Maricopa County says printer glitches didn't prevent anyone from voting
I have been an election judge several times (once I was the judge for the local GOP primary as a favor to the election administrator). Machines break. Arizona has county wide voting and there were several ways to protect their vote. My youngest child has been a judge a number of times and in 2014 she was at her polling place until 9 PM when the last voter in line voted. I came out from the election war room and stood in the back to mark the last voter in line at the time I got there.
https://www.washingtonpost.com/politics/2022/11/27/maricopa-county-elections-printer-toner/?utm_medium=social&utm_campaign=wp_main&utm_source=twitter
Maricopa County, facing a storm of GOP criticism over its handling of the Nov. 8 election, said in a report issued Sunday that problems with printers that surfaced on Election Day did not violate the Arizona Constitution or other guidelines intended to ensure free and fair elections. The county instead blamed prominent Republicans for making their own supporters suspicious of a secure alternative allowing voters who encountered mechanical issues to cast ballots.
The report comes in response to a request from the Arizona attorney generals office election integrity unit for an account of the Election Day problems before the county is set to certify its results on Monday. State certification is set for Dec. 5.
Tom Liddy, head of Maricopa Countys civil division and a lifelong Republican, wrote in a five-page letter accompanying the report that all voters were still provided reasonable, lawful options for voting. But some Republican voters might have spurned one option a secure box known as Door 3 because GOP leaders, including the state party chair, told voters not to use it, according to the report......

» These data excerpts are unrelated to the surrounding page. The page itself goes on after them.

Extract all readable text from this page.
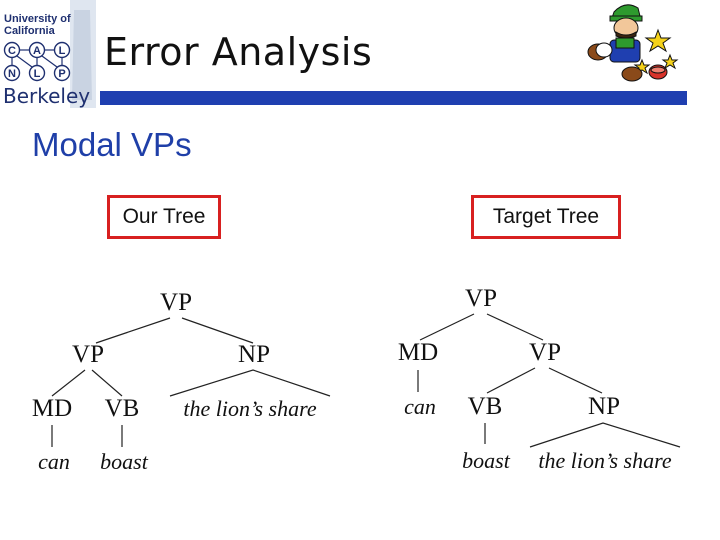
University of
California
C A L
N L P
Berkeley
Error Analysis
Modal VPs
Our Tree	Target Tree
VP
VP	NP
MD VB the lion’s share
can boast
VP
MD	VP
can VB	NP
boast the lion’s share
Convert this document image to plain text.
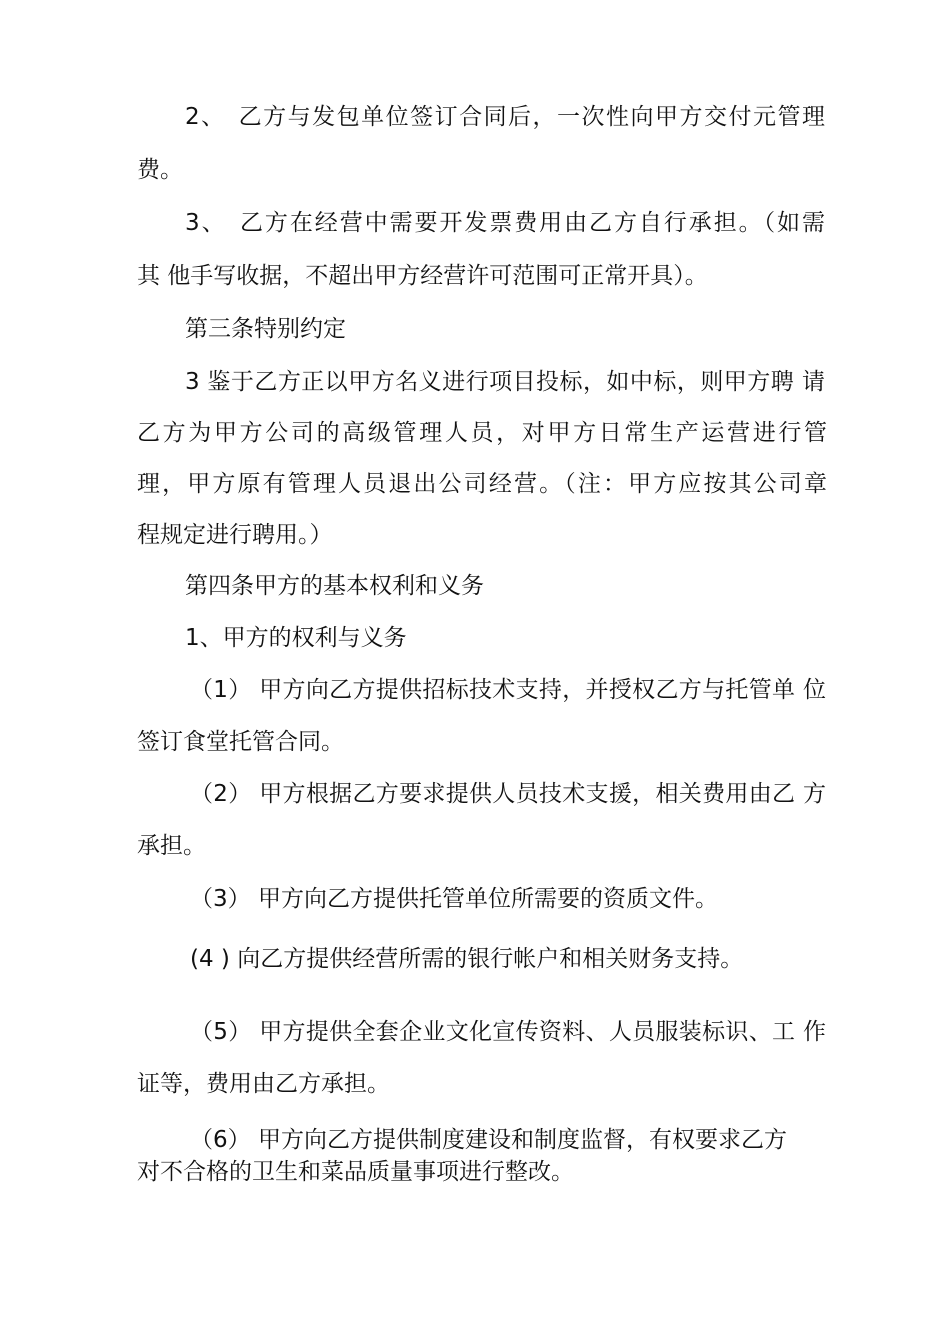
2、　乙方与发包单位签订合同后，一次性向甲方交付元管理
费。
3、　乙方在经营中需要开发票费用由乙方自行承担。（如需
其 他手写收据，不超出甲方经营许可范围可正常开具）。
第三条特别约定
3 鉴于乙方正以甲方名义进行项目投标，如中标，则甲方聘 请
乙方为甲方公司的高级管理人员，对甲方日常生产运营进行管
理，甲方原有管理人员退出公司经营。（注：甲方应按其公司章
程规定进行聘用。）
第四条甲方的基本权利和义务
1、甲方的权利与义务
（1） 甲方向乙方提供招标技术支持，并授权乙方与托管单 位
签订食堂托管合同。
（2） 甲方根据乙方要求提供人员技术支援，相关费用由乙 方
承担。
（3） 甲方向乙方提供托管单位所需要的资质文件。
(4 ) 向乙方提供经营所需的银行帐户和相关财务支持。
（5） 甲方提供全套企业文化宣传资料、人员服装标识、工 作
证等，费用由乙方承担。
（6） 甲方向乙方提供制度建设和制度监督，有权要求乙方
对不合格的卫生和菜品质量事项进行整改。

The report notes that the problems affected a tiny fraction of voters, none of whom were disenfranchised because they were still able to deposit their ballots in the secure boxes, which have been used for decades. Ballots deposited in Door 3 boxes accounted for 1 percent of total ballots issued to voters in the midterm elections, according to the county report.
Liddy writes that numerous counties in the state rely entirely on such a system, in which ballots are tabulated not at individual polling places but at a centralized site.
It cannot be the case that the limited use of the Door 3 ballot box for some voters in Maricopa County violates the Constitution, while the required use of a ballot box by every voter in over half of the states counties does not, he argues.